Unless you’re assuming you’ll walk in front of a bus and die within the first hour (honestly, a seriously credible outcome). In that case there’s no moral quandary at all - give or take the usual ones about messy suicides, anyway.

If they’re saying that “reason is flawed” flows from “senses are flawed”, then they’re incorrect. Reason, that is to say the actual logic of reasoning, is a self-consistent system that isn’t dependent on anything at all, literally. Trust me on this; I’ve studied formal symbolic logic, and it cares literally not at all about which universe sensed or imagined it’s operating on.

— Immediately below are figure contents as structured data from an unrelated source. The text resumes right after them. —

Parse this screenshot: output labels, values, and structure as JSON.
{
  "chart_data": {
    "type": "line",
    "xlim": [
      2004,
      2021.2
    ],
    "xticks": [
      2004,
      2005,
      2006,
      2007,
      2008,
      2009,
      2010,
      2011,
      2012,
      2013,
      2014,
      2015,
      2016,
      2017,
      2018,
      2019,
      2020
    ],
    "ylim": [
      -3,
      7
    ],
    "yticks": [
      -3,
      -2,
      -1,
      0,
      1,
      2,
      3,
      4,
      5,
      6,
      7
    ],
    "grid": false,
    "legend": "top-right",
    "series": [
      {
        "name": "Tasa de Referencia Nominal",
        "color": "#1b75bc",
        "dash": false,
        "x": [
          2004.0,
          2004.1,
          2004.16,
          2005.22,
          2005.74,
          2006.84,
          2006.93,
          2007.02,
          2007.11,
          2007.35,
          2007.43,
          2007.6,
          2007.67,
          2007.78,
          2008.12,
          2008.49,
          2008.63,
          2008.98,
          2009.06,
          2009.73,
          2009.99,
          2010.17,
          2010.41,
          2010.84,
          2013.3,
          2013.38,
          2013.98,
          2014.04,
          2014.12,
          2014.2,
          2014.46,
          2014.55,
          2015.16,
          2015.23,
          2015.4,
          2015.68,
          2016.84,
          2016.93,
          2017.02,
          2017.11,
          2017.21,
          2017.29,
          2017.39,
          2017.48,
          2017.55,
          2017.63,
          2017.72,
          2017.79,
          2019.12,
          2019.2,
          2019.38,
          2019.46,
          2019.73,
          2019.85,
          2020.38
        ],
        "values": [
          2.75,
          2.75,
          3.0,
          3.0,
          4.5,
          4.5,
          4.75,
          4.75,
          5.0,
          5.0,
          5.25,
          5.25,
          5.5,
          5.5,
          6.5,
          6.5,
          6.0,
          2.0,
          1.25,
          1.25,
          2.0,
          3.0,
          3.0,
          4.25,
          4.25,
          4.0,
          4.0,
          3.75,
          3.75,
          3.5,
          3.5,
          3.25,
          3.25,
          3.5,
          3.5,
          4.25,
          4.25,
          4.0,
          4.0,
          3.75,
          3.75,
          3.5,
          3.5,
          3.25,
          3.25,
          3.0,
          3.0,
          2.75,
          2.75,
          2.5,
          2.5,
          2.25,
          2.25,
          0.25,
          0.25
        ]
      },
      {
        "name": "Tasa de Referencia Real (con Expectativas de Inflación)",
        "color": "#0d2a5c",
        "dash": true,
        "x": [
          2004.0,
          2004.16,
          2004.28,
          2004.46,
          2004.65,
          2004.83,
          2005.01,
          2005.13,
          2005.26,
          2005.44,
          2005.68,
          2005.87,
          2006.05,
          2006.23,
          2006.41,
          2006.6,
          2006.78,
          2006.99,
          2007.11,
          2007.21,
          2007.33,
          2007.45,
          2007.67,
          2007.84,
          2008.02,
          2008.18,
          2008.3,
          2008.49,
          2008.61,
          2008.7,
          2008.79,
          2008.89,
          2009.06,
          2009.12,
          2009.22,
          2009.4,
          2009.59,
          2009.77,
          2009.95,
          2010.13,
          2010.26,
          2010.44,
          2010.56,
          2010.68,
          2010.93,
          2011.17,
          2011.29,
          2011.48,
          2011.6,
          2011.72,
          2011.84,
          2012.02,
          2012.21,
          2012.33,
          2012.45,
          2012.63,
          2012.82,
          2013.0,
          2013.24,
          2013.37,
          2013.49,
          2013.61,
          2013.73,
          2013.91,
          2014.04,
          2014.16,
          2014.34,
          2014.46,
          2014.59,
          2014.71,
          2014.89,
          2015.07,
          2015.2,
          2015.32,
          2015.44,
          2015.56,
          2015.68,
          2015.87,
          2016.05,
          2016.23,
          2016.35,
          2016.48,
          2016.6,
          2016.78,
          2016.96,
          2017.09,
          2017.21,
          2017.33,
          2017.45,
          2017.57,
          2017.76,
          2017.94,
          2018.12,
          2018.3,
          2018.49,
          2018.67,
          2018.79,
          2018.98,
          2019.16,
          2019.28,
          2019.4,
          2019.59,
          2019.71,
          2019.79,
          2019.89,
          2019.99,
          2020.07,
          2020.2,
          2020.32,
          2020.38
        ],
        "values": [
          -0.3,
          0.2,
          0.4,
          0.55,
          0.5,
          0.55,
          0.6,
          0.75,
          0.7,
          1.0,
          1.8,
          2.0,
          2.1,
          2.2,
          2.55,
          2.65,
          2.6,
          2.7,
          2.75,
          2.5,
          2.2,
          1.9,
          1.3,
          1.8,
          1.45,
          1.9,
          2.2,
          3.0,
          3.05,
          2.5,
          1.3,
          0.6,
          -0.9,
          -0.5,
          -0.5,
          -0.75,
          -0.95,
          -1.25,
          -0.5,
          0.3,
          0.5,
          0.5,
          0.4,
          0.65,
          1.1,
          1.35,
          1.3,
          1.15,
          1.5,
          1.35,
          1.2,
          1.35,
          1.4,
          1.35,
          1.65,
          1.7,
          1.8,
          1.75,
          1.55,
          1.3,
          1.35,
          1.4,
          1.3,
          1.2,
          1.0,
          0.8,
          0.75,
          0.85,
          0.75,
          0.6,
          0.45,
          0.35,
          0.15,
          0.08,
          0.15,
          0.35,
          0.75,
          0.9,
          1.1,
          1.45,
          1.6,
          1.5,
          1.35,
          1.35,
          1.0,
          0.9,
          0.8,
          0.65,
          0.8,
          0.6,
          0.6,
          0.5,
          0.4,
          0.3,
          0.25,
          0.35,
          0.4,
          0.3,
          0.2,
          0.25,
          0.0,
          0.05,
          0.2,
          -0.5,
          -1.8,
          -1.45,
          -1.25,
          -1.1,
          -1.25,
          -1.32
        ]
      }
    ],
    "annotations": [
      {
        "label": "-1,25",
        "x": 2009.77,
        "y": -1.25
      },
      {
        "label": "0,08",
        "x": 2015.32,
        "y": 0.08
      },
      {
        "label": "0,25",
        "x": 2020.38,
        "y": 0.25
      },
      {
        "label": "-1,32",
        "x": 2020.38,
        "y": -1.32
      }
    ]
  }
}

Err, they’re not charging money for their therapy, are they? 'All therapy is false! Except ours! You need our therapy and no other therapy will do! Call now!"

Not sure what you’re talking about with “nonevident”, but the word means “obviously true”. For example there are some truths we hold to be self-evident - that A implies Not Not A.

Seriously, how are you getting that from what you just quoted me as saying?

I said that you can – upon experiencing the sweet taste of honey – answer anyone who feels like asking by saying that, to you, “it tastes sweet.” Because, see, it does. And you went on to quote me as adding that, if it “tastes delicious,” then you should of course have no problem replying accordingly upon, y’know, enjoying it.

Because, well, that’s what it is to savor the taste of something you find to be sweet and delicious: you’re not detached from it; you’re experiencing it.

(And, going back to what I said earlier: I sure as hell wouldn’t say you’re detached if you touch fire; I guess you could try to play the it’s-a-mere-appearance game, but I’d also guess that you’d find you’re vividly living it anyway.)